Dinner is a prepared roasted chicken from Delaney’s, the gourmet deli around the corner, plus some mashed potatoes I assume also came from there, or maybe a box of instant. All on another fancy serving dish as part of some greater ruse.
“Tell me more about this shared love for Kerouac we have,” Mom says, not helping my lack of appetite. I have to force myself to stay at the table. But maybe I’m being ungrateful. I should be happy she cared enough to have Max over for dinner, and Max seems to be enjoying it, wolfing it down with relish.
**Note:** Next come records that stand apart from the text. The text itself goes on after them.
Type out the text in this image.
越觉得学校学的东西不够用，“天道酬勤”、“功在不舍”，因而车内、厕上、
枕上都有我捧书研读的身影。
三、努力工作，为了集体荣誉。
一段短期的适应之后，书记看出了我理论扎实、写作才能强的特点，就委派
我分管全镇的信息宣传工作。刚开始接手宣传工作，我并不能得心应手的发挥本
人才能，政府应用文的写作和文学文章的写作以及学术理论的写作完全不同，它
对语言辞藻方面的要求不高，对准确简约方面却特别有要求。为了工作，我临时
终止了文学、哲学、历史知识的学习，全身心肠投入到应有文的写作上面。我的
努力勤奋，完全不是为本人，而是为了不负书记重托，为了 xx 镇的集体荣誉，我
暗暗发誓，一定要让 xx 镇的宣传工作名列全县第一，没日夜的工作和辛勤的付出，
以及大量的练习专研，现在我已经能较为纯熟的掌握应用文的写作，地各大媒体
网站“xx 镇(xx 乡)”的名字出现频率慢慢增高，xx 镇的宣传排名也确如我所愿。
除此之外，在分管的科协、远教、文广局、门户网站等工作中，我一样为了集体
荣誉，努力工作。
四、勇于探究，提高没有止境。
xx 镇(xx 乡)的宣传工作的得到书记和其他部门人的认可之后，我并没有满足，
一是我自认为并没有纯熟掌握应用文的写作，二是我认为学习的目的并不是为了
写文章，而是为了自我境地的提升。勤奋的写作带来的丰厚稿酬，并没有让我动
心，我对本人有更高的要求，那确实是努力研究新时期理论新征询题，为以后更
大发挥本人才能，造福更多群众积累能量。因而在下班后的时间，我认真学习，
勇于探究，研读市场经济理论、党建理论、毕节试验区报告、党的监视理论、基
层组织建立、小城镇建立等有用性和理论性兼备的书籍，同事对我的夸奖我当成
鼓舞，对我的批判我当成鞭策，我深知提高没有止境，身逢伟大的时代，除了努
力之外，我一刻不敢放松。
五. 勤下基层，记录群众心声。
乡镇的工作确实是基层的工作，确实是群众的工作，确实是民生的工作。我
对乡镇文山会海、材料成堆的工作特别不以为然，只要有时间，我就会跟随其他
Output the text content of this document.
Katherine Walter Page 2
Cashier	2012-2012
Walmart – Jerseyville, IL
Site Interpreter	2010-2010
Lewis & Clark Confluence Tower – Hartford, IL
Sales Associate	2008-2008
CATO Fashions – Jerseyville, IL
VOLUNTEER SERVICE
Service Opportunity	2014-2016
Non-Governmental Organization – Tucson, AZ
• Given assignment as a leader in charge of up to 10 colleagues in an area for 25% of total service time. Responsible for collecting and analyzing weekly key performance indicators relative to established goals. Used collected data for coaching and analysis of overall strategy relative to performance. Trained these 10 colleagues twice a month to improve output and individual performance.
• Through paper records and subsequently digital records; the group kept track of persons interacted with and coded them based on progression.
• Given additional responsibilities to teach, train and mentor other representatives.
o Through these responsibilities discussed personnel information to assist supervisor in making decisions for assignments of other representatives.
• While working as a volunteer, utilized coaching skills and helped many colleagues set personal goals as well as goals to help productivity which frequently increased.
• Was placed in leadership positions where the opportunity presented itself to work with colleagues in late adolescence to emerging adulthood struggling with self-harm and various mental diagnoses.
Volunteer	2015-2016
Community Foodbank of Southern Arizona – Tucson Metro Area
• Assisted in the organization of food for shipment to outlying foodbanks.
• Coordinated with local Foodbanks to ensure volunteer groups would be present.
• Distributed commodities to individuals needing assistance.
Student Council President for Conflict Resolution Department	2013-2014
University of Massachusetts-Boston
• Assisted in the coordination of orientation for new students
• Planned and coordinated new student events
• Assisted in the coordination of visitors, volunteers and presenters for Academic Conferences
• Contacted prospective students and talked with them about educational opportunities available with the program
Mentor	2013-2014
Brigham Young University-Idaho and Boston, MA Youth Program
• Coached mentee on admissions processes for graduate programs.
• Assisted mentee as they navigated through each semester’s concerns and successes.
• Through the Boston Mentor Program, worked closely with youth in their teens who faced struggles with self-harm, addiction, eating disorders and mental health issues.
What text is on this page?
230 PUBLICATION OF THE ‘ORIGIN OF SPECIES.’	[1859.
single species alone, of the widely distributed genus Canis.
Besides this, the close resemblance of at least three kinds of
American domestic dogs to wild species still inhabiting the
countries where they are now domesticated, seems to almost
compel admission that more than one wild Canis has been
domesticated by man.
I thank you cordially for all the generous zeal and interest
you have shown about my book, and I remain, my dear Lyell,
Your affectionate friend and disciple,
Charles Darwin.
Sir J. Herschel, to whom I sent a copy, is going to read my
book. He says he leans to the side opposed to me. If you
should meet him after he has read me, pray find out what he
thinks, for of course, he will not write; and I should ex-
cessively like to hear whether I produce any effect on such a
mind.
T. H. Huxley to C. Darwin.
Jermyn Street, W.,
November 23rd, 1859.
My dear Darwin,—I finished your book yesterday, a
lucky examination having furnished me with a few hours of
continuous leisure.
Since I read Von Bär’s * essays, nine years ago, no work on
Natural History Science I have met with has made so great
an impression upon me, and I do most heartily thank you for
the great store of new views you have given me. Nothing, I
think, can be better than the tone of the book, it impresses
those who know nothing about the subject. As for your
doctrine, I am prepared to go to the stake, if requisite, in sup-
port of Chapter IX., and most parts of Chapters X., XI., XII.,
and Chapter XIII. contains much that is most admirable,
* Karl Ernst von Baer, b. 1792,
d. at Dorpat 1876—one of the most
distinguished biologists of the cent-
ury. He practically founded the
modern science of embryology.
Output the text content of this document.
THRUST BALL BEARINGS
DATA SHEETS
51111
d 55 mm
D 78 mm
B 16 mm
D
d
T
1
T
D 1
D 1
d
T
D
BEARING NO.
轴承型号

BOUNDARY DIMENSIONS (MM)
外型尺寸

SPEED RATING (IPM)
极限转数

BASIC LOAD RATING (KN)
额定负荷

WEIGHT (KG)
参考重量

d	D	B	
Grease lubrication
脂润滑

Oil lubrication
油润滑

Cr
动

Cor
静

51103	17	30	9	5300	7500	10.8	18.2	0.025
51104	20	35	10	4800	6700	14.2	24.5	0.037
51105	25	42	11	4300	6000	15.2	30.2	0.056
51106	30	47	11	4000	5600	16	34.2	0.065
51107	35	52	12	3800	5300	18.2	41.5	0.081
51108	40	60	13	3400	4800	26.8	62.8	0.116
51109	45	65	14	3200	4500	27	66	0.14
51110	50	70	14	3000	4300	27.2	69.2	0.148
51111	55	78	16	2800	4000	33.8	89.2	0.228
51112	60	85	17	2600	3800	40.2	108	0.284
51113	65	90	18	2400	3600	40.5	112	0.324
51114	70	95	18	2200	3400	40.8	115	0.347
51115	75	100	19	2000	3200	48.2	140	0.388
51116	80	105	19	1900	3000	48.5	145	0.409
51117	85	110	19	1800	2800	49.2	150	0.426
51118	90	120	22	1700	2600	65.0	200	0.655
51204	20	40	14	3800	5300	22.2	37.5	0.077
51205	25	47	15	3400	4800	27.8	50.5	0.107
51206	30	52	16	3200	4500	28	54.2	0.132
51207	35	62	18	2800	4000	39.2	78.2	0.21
“You know,” he says, looking up, mouth still full, “I read a lot. My mother made me when I was little, and my father doesn’t, not at all, so … Anyway—” He forks in another bite and says, “I read somewhere that the whole wrote-it-in-three-weeks story isn’t exactly true.”
“Wrote what?” I ask, taking another sip of wine. I may not know what he’s talking about, but I’m getting better at this whole drinking thing. Half a glass and the room isn’t even spinning yet.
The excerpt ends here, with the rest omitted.